If you’re trying to learn AI automation, stop hoarding courses and start doing this instead
Been teaching myself AI automation for the past 2 years..here's what actually helped me improve (and not just feel like I was learning while doing nothing).
1. Start by solving your own workflow problems
For me, it was content overload. I read a lot ...blogs, papers, Twitter threads .... but never had time to actually process it all.
So I built a personal research assistant in Make.com:
Scrapes an article
Sends it to GPT-4
Drops a smart summary into Google Sheets
Now, when I see something interesting, I just throw the URL in and get a clean summary. It started as a test. It’s now part of my daily workflow.
Start with what slows you down. Don’t build random clones just because a tutorial says so.
2. Only follow builders, not talking heads
Most content is noise. These few actually helped me:
Liam Ottley → teaches how to build/sell automation systems
Nick Saraev → great technical breakdowns (n8n, Make)

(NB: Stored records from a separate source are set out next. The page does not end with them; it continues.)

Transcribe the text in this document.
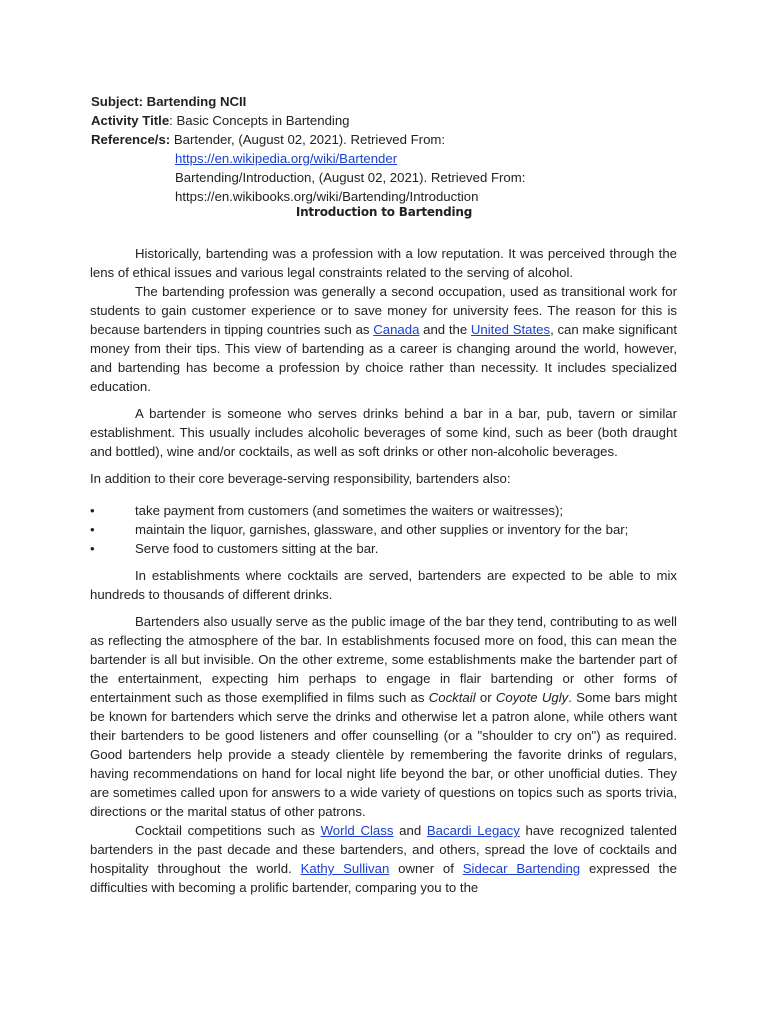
Subject: Bartending NCII
Activity Title: Basic Concepts in Bartending
Reference/s: Bartender, (August 02, 2021). Retrieved From:
https://en.wikipedia.org/wiki/Bartender
Bartending/Introduction, (August 02, 2021). Retrieved From:
https://en.wikibooks.org/wiki/Bartending/Introduction
Introduction to Bartending

Historically, bartending was a profession with a low reputation. It was perceived through the lens of ethical issues and various legal constraints related to the serving of alcohol.

The bartending profession was generally a second occupation, used as transitional work for students to gain customer experience or to save money for university fees. The reason for this is because bartenders in tipping countries such as Canada and the United States, can make significant money from their tips. This view of bartending as a career is changing around the world, however, and bartending has become a profession by choice rather than necessity. It includes specialized education.

A bartender is someone who serves drinks behind a bar in a bar, pub, tavern or similar establishment. This usually includes alcoholic beverages of some kind, such as beer (both draught and bottled), wine and/or cocktails, as well as soft drinks or other non-alcoholic beverages.

In addition to their core beverage-serving responsibility, bartenders also:

•	take payment from customers (and sometimes the waiters or waitresses);
•	maintain the liquor, garnishes, glassware, and other supplies or inventory for the bar;
•	Serve food to customers sitting at the bar.

In establishments where cocktails are served, bartenders are expected to be able to mix hundreds to thousands of different drinks.

Bartenders also usually serve as the public image of the bar they tend, contributing to as well as reflecting the atmosphere of the bar. In establishments focused more on food, this can mean the bartender is all but invisible. On the other extreme, some establishments make the bartender part of the entertainment, expecting him perhaps to engage in flair bartending or other forms of entertainment such as those exemplified in films such as Cocktail or Coyote Ugly. Some bars might be known for bartenders which serve the drinks and otherwise let a patron alone, while others want their bartenders to be good listeners and offer counselling (or a "shoulder to cry on") as required. Good bartenders help provide a steady clientèle by remembering the favorite drinks of regulars, having recommendations on hand for local night life beyond the bar, or other unofficial duties. They are sometimes called upon for answers to a wide variety of questions on topics such as sports trivia, directions or the marital status of other patrons.

Cocktail competitions such as World Class and Bacardi Legacy have recognized talented bartenders in the past decade and these bartenders, and others, spread the love of cocktails and hospitality throughout the world. Kathy Sullivan owner of Sidecar Bartending expressed the difficulties with becoming a prolific bartender, comparing you to the
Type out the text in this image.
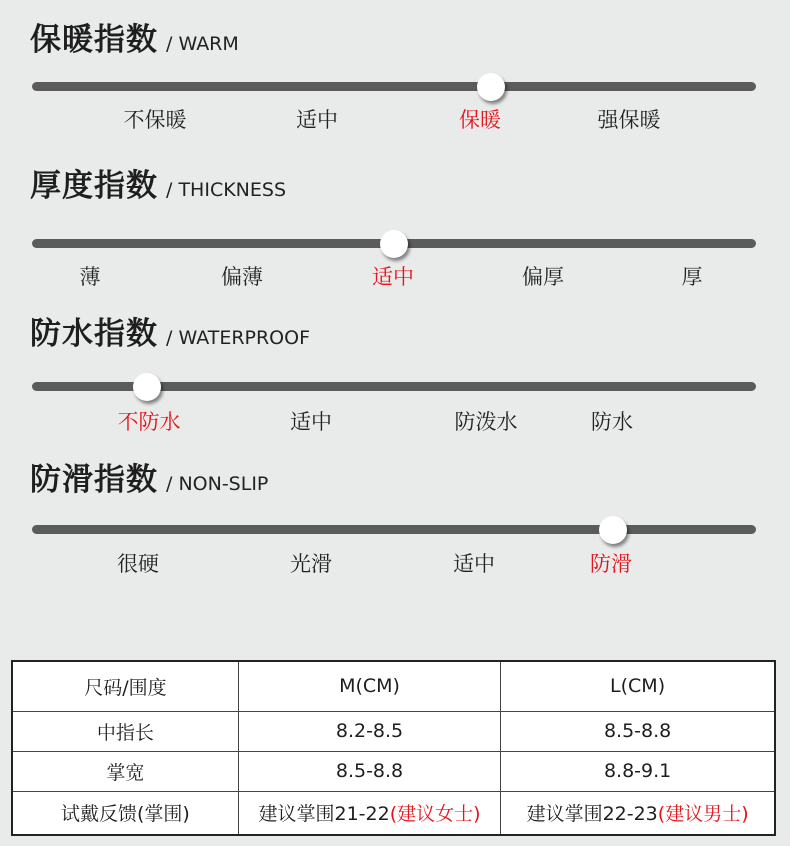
保暖指数 / WARM
不保暖	适中	保暖	强保暖
厚度指数 / THICKNESS
薄	偏薄	适中	偏厚	厚
防水指数 / WATERPROOF
不防水	适中	防泼水	防水
防滑指数 / NON-SLIP
很硬	光滑	适中	防滑
尺码/围度	M(CM)	L(CM)
中指长	8.2-8.5	8.5-8.8
掌宽	8.5-8.8	8.8-9.1
试戴反馈(掌围)	建议掌围21-22(建议女士)	建议掌围22-23(建议男士)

Greg Kamradt → teaches RAG, AI agents, production flows
Aravind the AI Guy → AI tools for solopreneurs every week
Andy lo- helped to learn complex workflows in easiest way...

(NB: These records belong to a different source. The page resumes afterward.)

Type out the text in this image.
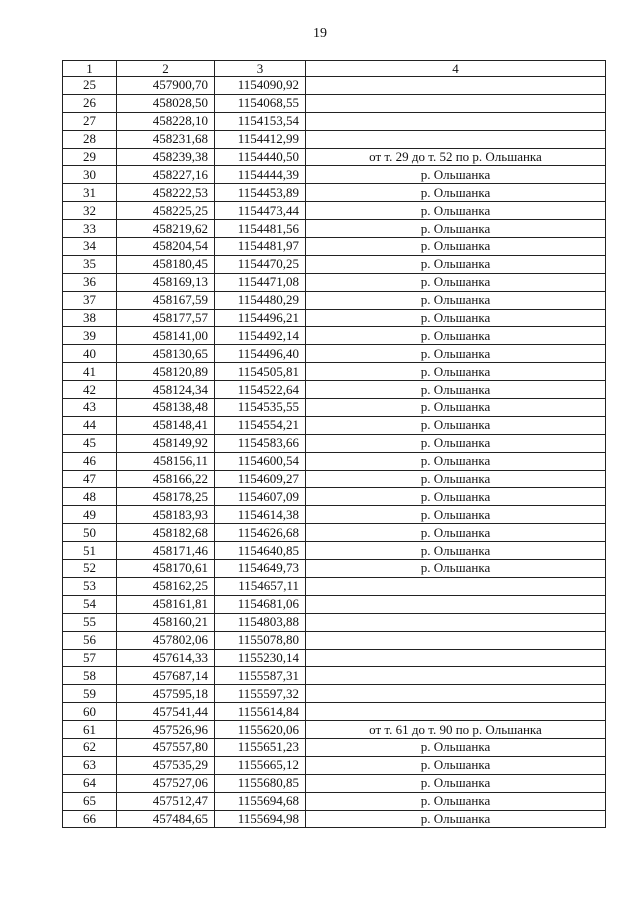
19
1	2	3	4
25	457900,70	1154090,92	
26	458028,50	1154068,55	
27	458228,10	1154153,54	
28	458231,68	1154412,99	
29	458239,38	1154440,50	от т. 29 до т. 52 по р. Ольшанка
30	458227,16	1154444,39	р. Ольшанка
31	458222,53	1154453,89	р. Ольшанка
32	458225,25	1154473,44	р. Ольшанка
33	458219,62	1154481,56	р. Ольшанка
34	458204,54	1154481,97	р. Ольшанка
35	458180,45	1154470,25	р. Ольшанка
36	458169,13	1154471,08	р. Ольшанка
37	458167,59	1154480,29	р. Ольшанка
38	458177,57	1154496,21	р. Ольшанка
39	458141,00	1154492,14	р. Ольшанка
40	458130,65	1154496,40	р. Ольшанка
41	458120,89	1154505,81	р. Ольшанка
42	458124,34	1154522,64	р. Ольшанка
43	458138,48	1154535,55	р. Ольшанка
44	458148,41	1154554,21	р. Ольшанка
45	458149,92	1154583,66	р. Ольшанка
46	458156,11	1154600,54	р. Ольшанка
47	458166,22	1154609,27	р. Ольшанка
48	458178,25	1154607,09	р. Ольшанка
49	458183,93	1154614,38	р. Ольшанка
50	458182,68	1154626,68	р. Ольшанка
51	458171,46	1154640,85	р. Ольшанка
52	458170,61	1154649,73	р. Ольшанка
53	458162,25	1154657,11	
54	458161,81	1154681,06	
55	458160,21	1154803,88	
56	457802,06	1155078,80	
57	457614,33	1155230,14	
58	457687,14	1155587,31	
59	457595,18	1155597,32	
60	457541,44	1155614,84	
61	457526,96	1155620,06	от т. 61 до т. 90 по р. Ольшанка
62	457557,80	1155651,23	р. Ольшанка
63	457535,29	1155665,12	р. Ольшанка
64	457527,06	1155680,85	р. Ольшанка
65	457512,47	1155694,68	р. Ольшанка
66	457484,65	1155694,98	р. Ольшанка
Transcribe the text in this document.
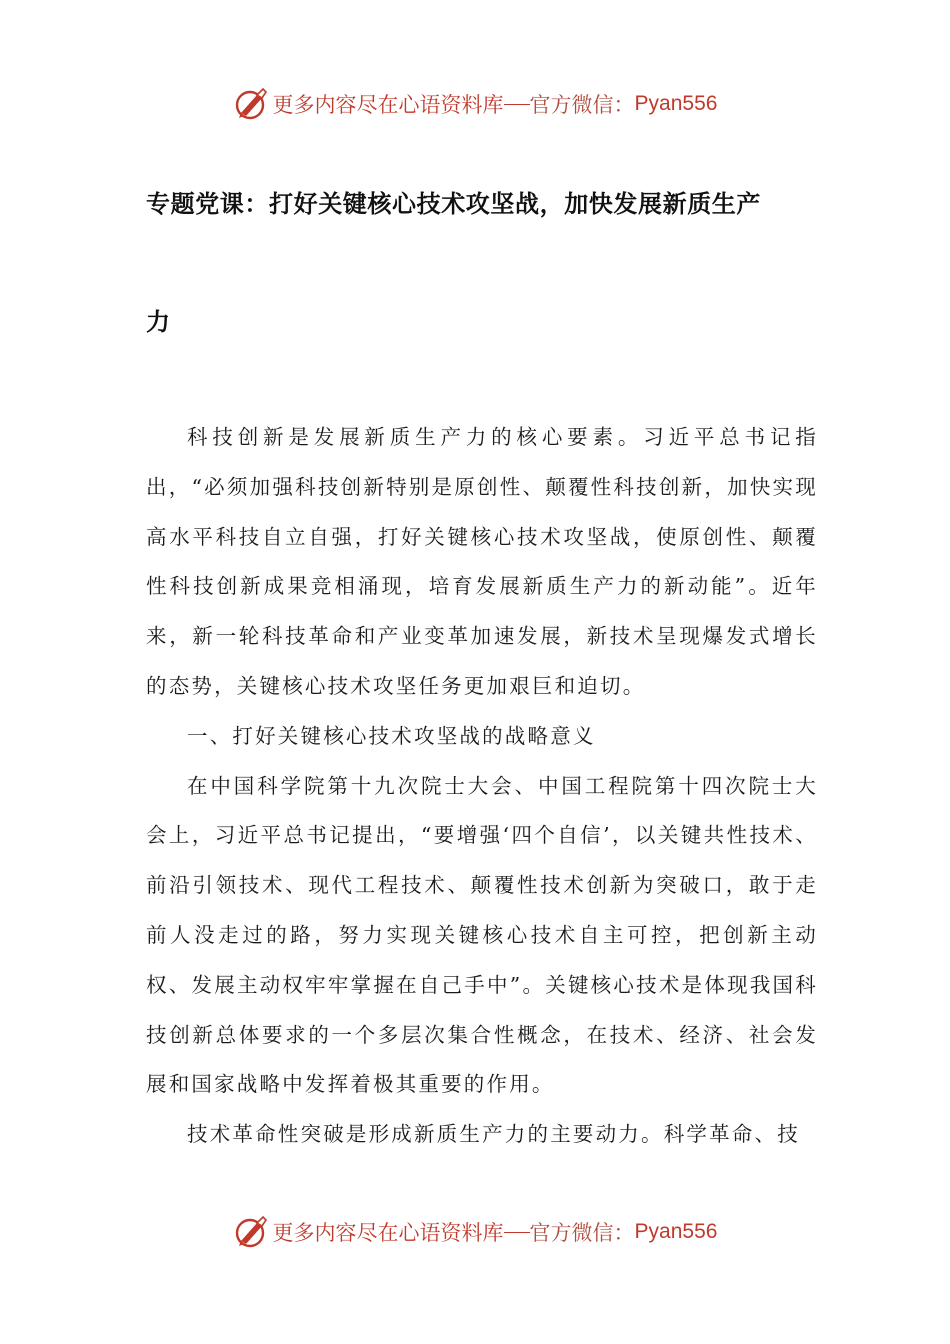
更多内容尽在心语资料库 官方微信： Pyan556
专题党课：打好关键核心技术攻坚战，加快发展新质生产
力

科技创新是发展新质生产力的核心要素。习近平总书记指出，“必须加强科技创新特别是原创性、颠覆性科技创新，加快实现高水平科技自立自强，打好关键核心技术攻坚战，使原创性、颠覆性科技创新成果竞相涌现，培育发展新质生产力的新动能”。近年来，新一轮科技革命和产业变革加速发展，新技术呈现爆发式增长的态势，关键核心技术攻坚任务更加艰巨和迫切。

一、打好关键核心技术攻坚战的战略意义

在中国科学院第十九次院士大会、中国工程院第十四次院士大会上，习近平总书记提出，“要增强‘四个自信’，以关键共性技术、前沿引领技术、现代工程技术、颠覆性技术创新为突破口，敢于走前人没走过的路，努力实现关键核心技术自主可控，把创新主动权、发展主动权牢牢掌握在自己手中”。关键核心技术是体现我国科技创新总体要求的一个多层次集合性概念，在技术、经济、社会发展和国家战略中发挥着极其重要的作用。

技术革命性突破是形成新质生产力的主要动力。科学革命、技

更多内容尽在心语资料库 官方微信： Pyan556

Rule: Watch → pause → apply. Don’t binge watch. Build while watching.
3. Use communities like search engines
Most of my breakthroughs came from Discords, Reddit, or Skool threads.
When I’m stuck, I search the exact error or use case in these:
r/PromptEngineering, r/aiagents, r/n8n
Discords: Learn AI Together, AI Agency Alliance
Skool: AI Automation Agency Hub, Maker School, andynocode etc..

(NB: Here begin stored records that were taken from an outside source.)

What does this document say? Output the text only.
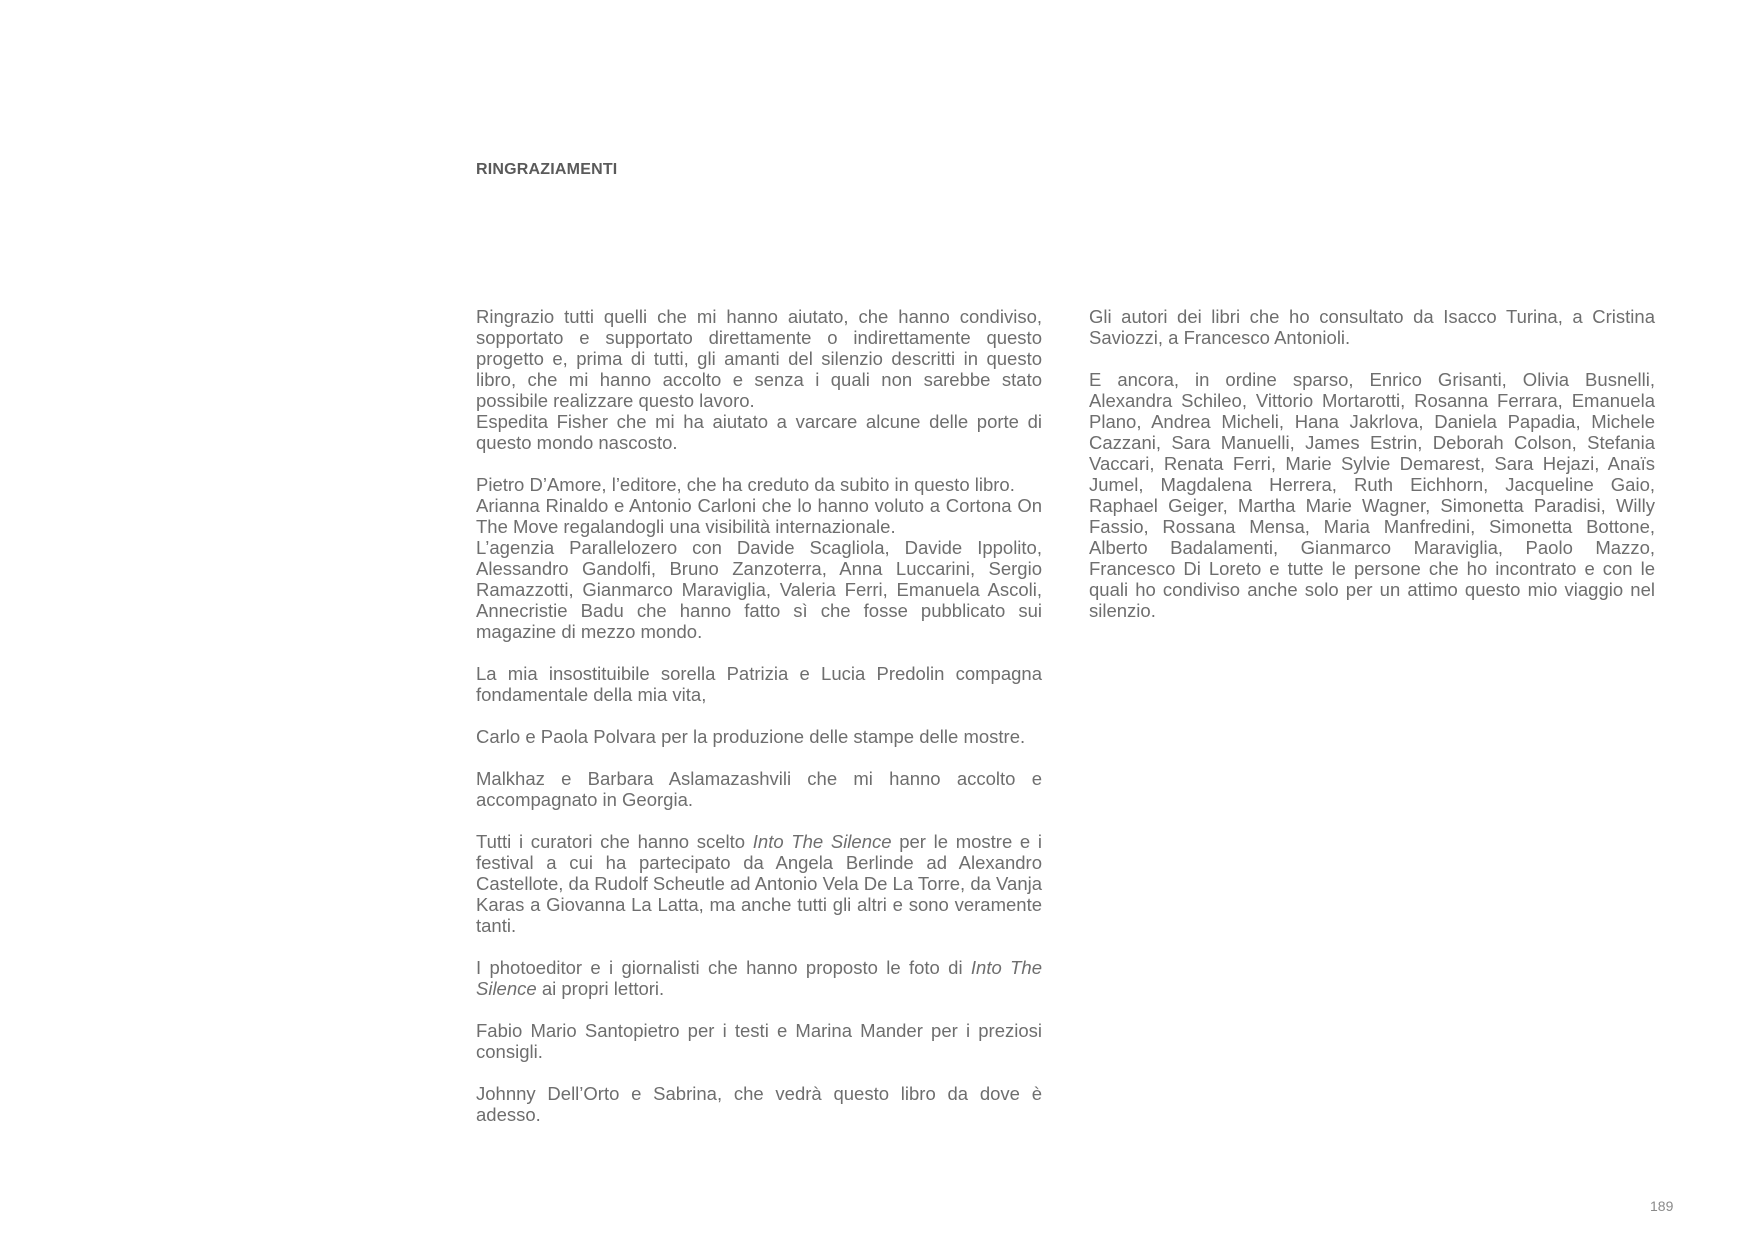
RINGRAZIAMENTI

Ringrazio tutti quelli che mi hanno aiutato, che hanno condiviso, sopportato e supportato direttamente o indirettamente questo progetto e, prima di tutti, gli amanti del silenzio descritti in questo libro, che mi hanno accolto e senza i quali non sarebbe stato possibile realizzare questo lavoro.

Espedita Fisher che mi ha aiutato a varcare alcune delle porte di questo mondo nascosto.

Pietro D’Amore, l’editore, che ha creduto da subito in questo libro.

Arianna Rinaldo e Antonio Carloni che lo hanno voluto a Cortona On The Move regalandogli una visibilità internazionale.

L’agenzia Parallelozero con Davide Scagliola, Davide Ippolito, Alessandro Gandolfi, Bruno Zanzoterra, Anna Luccarini, Sergio Ramazzotti, Gianmarco Maraviglia, Valeria Ferri, Emanuela Ascoli, Annecristie Badu che hanno fatto sì che fosse pubblicato sui magazine di mezzo mondo.

La mia insostituibile sorella Patrizia e Lucia Predolin compagna fondamentale della mia vita,

Carlo e Paola Polvara per la produzione delle stampe delle mostre.

Malkhaz e Barbara Aslamazashvili che mi hanno accolto e accompagnato in Georgia.

Tutti i curatori che hanno scelto Into The Silence per le mostre e i festival a cui ha partecipato da Angela Berlinde ad Alexandro Castellote, da Rudolf Scheutle ad Antonio Vela De La Torre, da Vanja Karas a Giovanna La Latta, ma anche tutti gli altri e sono veramente tanti.

I photoeditor e i giornalisti che hanno proposto le foto di Into The Silence ai propri lettori.

Fabio Mario Santopietro per i testi e Marina Mander per i preziosi consigli.

Johnny Dell’Orto e Sabrina, che vedrà questo libro da dove è adesso.

Gli autori dei libri che ho consultato da Isacco Turina, a Cristina Saviozzi, a Francesco Antonioli.

E ancora, in ordine sparso, Enrico Grisanti, Olivia Busnelli, Alexandra Schileo, Vittorio Mortarotti, Rosanna Ferrara, Emanuela Plano, Andrea Micheli, Hana Jakrlova, Daniela Papadia, Michele Cazzani, Sara Manuelli, James Estrin, Deborah Colson, Stefania Vaccari, Renata Ferri, Marie Sylvie Demarest, Sara Hejazi, Anaïs Jumel, Magdalena Herrera, Ruth Eichhorn, Jacqueline Gaio, Raphael Geiger, Martha Marie Wagner, Simonetta Paradisi, Willy Fassio, Rossana Mensa, Maria Manfredini, Simonetta Bottone, Alberto Badalamenti, Gianmarco Maraviglia, Paolo Mazzo, Francesco Di Loreto e tutte le persone che ho incontrato e con le quali ho condiviso anche solo per un attimo questo mio viaggio nel silenzio.

189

Chances are your question has already been answered.
4. Only take a course if you’re gonna build with it
Courses I liked:
🧠 If you’re new to AI:
IBM’s Prompt Engineering on edX
DeepLearning’s Prompt Engineering for Devs
Andrew Ng’s AI for Everyone
🛠 If you want to build:
LangChain apps (any course is fine)
CS50’s AI with Python
Greg Kamradt’s RAG + agent builds
💼 If you're launching services:
JK Molina’s AI Solopreneur
Taimur’s Automation Academy
Pick one, build while you learn, don’t collect them like Pokemon.
5. Share your builds
Posting even rough versions of my projects got me feedback and leads. Doesn’t have to be perfect — just solve something real.
The only way I’ve gotten better:
→ Build
→ Break
→ Fix
→ Post
→ Repeat
That’s it. Everything else is bonus.